Gellhorn later paid for her ingenuity when the Allied military authorities arrested her and forbade her from returning to Normandy.
-'Punished for daring'-
Women journalists faced the same threats as any reporter covering the war, but sexism made it even harder, said journalism historian Denis Ruellan.
"The army had a visceral fear that a woman journalist would die at the front, which would mean the men had failed to protect her," he said.
The military worried these same troops would be "disturbed" by the journalists, which amounted to "sexualising them", Ruellan added.
Correspondents like Gellhorn, Lee Carson, and Lee Miller "often had to disobey and fight" against the orders of generals and commanders just to do their job, he said.
Fellow American Lee Carson was "punished for daring" after she convinced a fighter pilot to fly her over the beaches of Normandy on D-Day, said Nancy Caldwell Sorel, author of The Women Who Wrote War.
"Sure, I knew it (was forbidden), but it was my job to get the news," said Carson, quoted by Sorel.
British Vogue photographer Lee Miller managed to take photos of the northwestern town of Saint-Malo right before Allied troops took the city from German hands in August 1944. The military punished her by placing her under house arrest.
"It was stupid.
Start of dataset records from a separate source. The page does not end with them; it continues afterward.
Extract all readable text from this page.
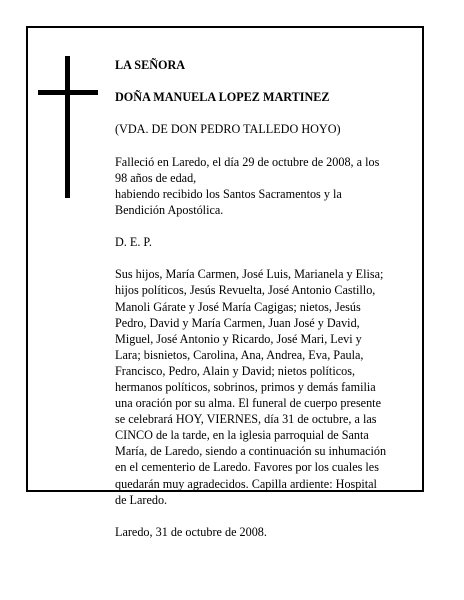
LA SEÑORA

DOÑA MANUELA LOPEZ MARTINEZ

(VDA. DE DON PEDRO TALLEDO HOYO)

Falleció en Laredo, el día 29 de octubre de 2008, a los
98 años de edad,
habiendo recibido los Santos Sacramentos y la
Bendición Apostólica.

D. E. P.

Sus hijos, María Carmen, José Luis, Marianela y Elisa;
hijos políticos, Jesús Revuelta, José Antonio Castillo,
Manoli Gárate y José María Cagigas; nietos, Jesús
Pedro, David y María Carmen, Juan José y David,
Miguel, José Antonio y Ricardo, José Mari, Levi y
Lara; bisnietos, Carolina, Ana, Andrea, Eva, Paula,
Francisco, Pedro, Alain y David; nietos políticos,
hermanos políticos, sobrinos, primos y demás familia
una oración por su alma. El funeral de cuerpo presente
se celebrará HOY, VIERNES, día 31 de octubre, a las
CINCO de la tarde, en la iglesia parroquial de Santa
María, de Laredo, siendo a continuación su inhumación
en el cementerio de Laredo. Favores por los cuales les
quedarán muy agradecidos. Capilla ardiente: Hospital
de Laredo.

Laredo, 31 de octubre de 2008.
She was just doing her job," said her son, Antony Penrose.
"A man in her place would have been congratulated. Instead, she was punished."
-'I hated her'-
The military was not the only hurdle these correspondents had to overcome. Some male colleagues resented these women and even sabotaged their work.
Author Ernest Hemingway, married to Gellhorn, nearly prevented his wife from covering D-Day by requesting credentials from the magazine she worked for, Collier.
Media outlets could only have one accredited journalist on the front, so they chose the celebrated author, leaving Gellhorn to fend for herself.
But in the end, Gellhorn saw D-Day up close, unlike Hemingway, who saw the landings only from a distance.
Against the odds, women journalists managed to get scoops, enraging their male colleagues.
"I hated her," one rival of Iris Carpenter said.
Carpenter, a correspondent for several British news outlets, was in Normandy from June 10, 1944, and also covered the liberation of the Buchenwald and Dachau concentration camps the following year.
"She has made several scoops of real news that men missed," another rival complained.
But despite their accomplishments, "the names of these great journalists have been forgotten", said Ruellan.
At the war's end, male journalists "returned triumphant, with their careers skyrocketing", he said, while women were often reassigned to "less important tasks".
Some were "traumatised by what they had seen" and "left journalism to leave the war", the historian added.
But eighty years after the landing, at least one of these journalists is getting her long-overdue recognition.
A film about Lee Miller titled "Lee" and starring Kate Winslet is hitting big screens in September.